An interesting book entitled “The Axemaker’s Gift” was written by James Burke and Robert Ornstein and released 25 years ago. Their premise is that axemakers, their discoveries and innovations, significantly improved and changed lives.
In the ancient past, we all came out of Africa and began to inhabit the planet. Originally the ancient hominids used their talents to reshape stones one piece at a time and to create tools that would remake the world. About four Million years ago the axemakers appeared on the only planet capable of sustaining them. Our home, the Earth.
Prior to that epoch and roughly 13 Million years ago, several centuries of drought caused the forests of East Africa to thin out. The drier climate forced many tree-dwelling primates out of their forest homes. Those primates evolved into chimpanzees, gorillas, and a newly-discovered species. Those who moved out, would become us.
A three-and-a-half Million-year-old footprint in East Africa, discovered by Mary Leakey, shows that our human ancestors clearly diverged from the great apes. The footprint is of a creature standing on two legs. Walking upright encouraged reliance on vision and freed the front limbs for tool-making and carrying. On the East African savannah, they were no longer living in the trees. Natural selection favored those who could walk upright in the high grass and bush as they were better equipped to see predators and to find food.

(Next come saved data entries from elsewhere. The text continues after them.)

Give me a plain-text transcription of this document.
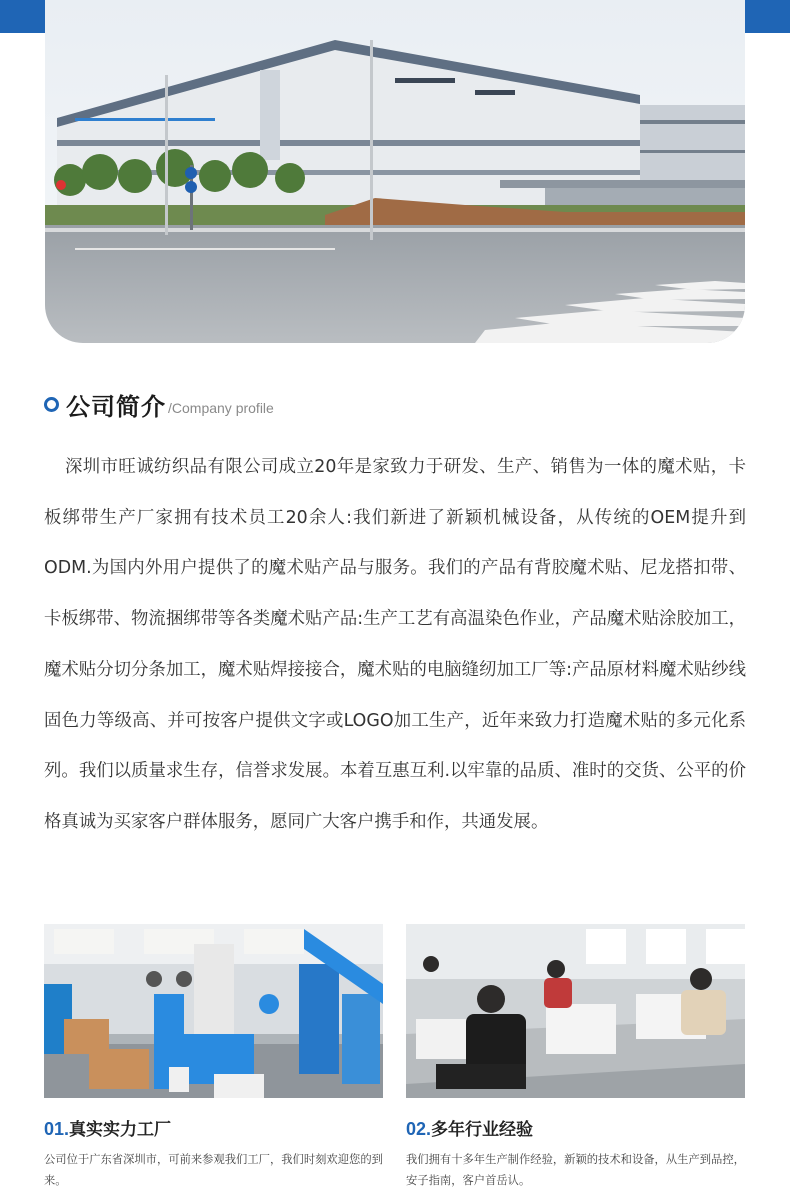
公司简介 /Company profile

深圳市旺诚纺织品有限公司成立20年是家致力于研发、生产、销售为一体的魔术贴，卡板绑带生产厂家拥有技术员工20余人:我们新进了新颖机械设备，从传统的OEM提升到ODM.为国内外用户提供了的魔术贴产品与服务。我们的产品有背胶魔术贴、尼龙搭扣带、卡板绑带、物流捆绑带等各类魔术贴产品:生产工艺有高温染色作业，产品魔术贴涂胶加工，魔术贴分切分条加工，魔术贴焊接接合，魔术贴的电脑缝纫加工厂等:产品原材料魔术贴纱线固色力等级高、并可按客户提供文字或LOGO加工生产，近年来致力打造魔术贴的多元化系列。我们以质量求生存，信誉求发展。本着互惠互利.以牢靠的品质、准时的交货、公平的价格真诚为买家客户群体服务，愿同广大客户携手和作，共通发展。

01.真实实力工厂
公司位于广东省深圳市，可前来参观我们工厂，我们时刻欢迎您的到来。
02.多年行业经验
我们拥有十多年生产制作经验，新颖的技术和设备，从生产到品控，安子指南，客户首岳认。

Hands were more precise and capable of complex movements. The next stage of evolution was Homo habilis. Habilis changed the course of history. They shaped pebbles into flinty tools and their tools quickly could help them with their environment. These first primitive tools, 2.6 Million years ago, could be used for cutting and scraping and were found in what is now Ethiopia.
Axes made it possible to build shelters and construct settlements and the world was physically changed once and for all. Tools allowed habilis to go hunting, and return with enough food to support several families on meat for days. About two Million years ago, a five-foot, heavy-set descendant of the original hominids was living in the cooler East African hill country.
It had taken between six and nine Million years for the prehuman brain to grow enough for some form of communal living to develop and for the invention and use of tools. The earliest stone tools, dating from erectus period, are found in Kenya and Tanzania and were used for cutting and pounding vegetables, butchering meat and cracking bones to get at the marrow inside. Tools were used for sharpening animal bones and to dig for roots.
Over the ensuing Million years, axemaking became more and more sophisticated. The process of evolution selected the fundamental brain structure that for thousands of years, became the most useful for survival and reproduction. The brain was a system capable of integrating simultaneous perception of reality by all the senses.
Nearly all surviving modern foraging societies have a strong ability for basketry and cordage. They make nets and traps, play cat’s cradle and have tug-of-war games. String and twine could have been made from animal hides and from vines or bark and used for snares, to tie boat wood together and to make nets for carrying water gourds and for fishing.
Because humanity evolved from other animals, most recently from the great apes, individual inheritance is highly diverse. The growth and development of each person is, like the course of evolution, a struggle. Approximately 120,000 years ago Homo sapiens, modern humans, moved north out of East Africa into the Sahara. In the area of what is now Zaire, a cache of early spears which were cut from the bones of large fishes, were found.
Today’s climate is but a blip in geologic time. The Atlantic Ocean widens by an inch a year as plates under it spread apart forming new crust. In the future, 100 Million years, activity along eastern North America will cause the Atlantic Ocean to shrink and continents to converge. No hysterics needed to this Nature’s plan. This history of millions of years of human development illustrates the inseparable consequences of good and evil that come from our inventions.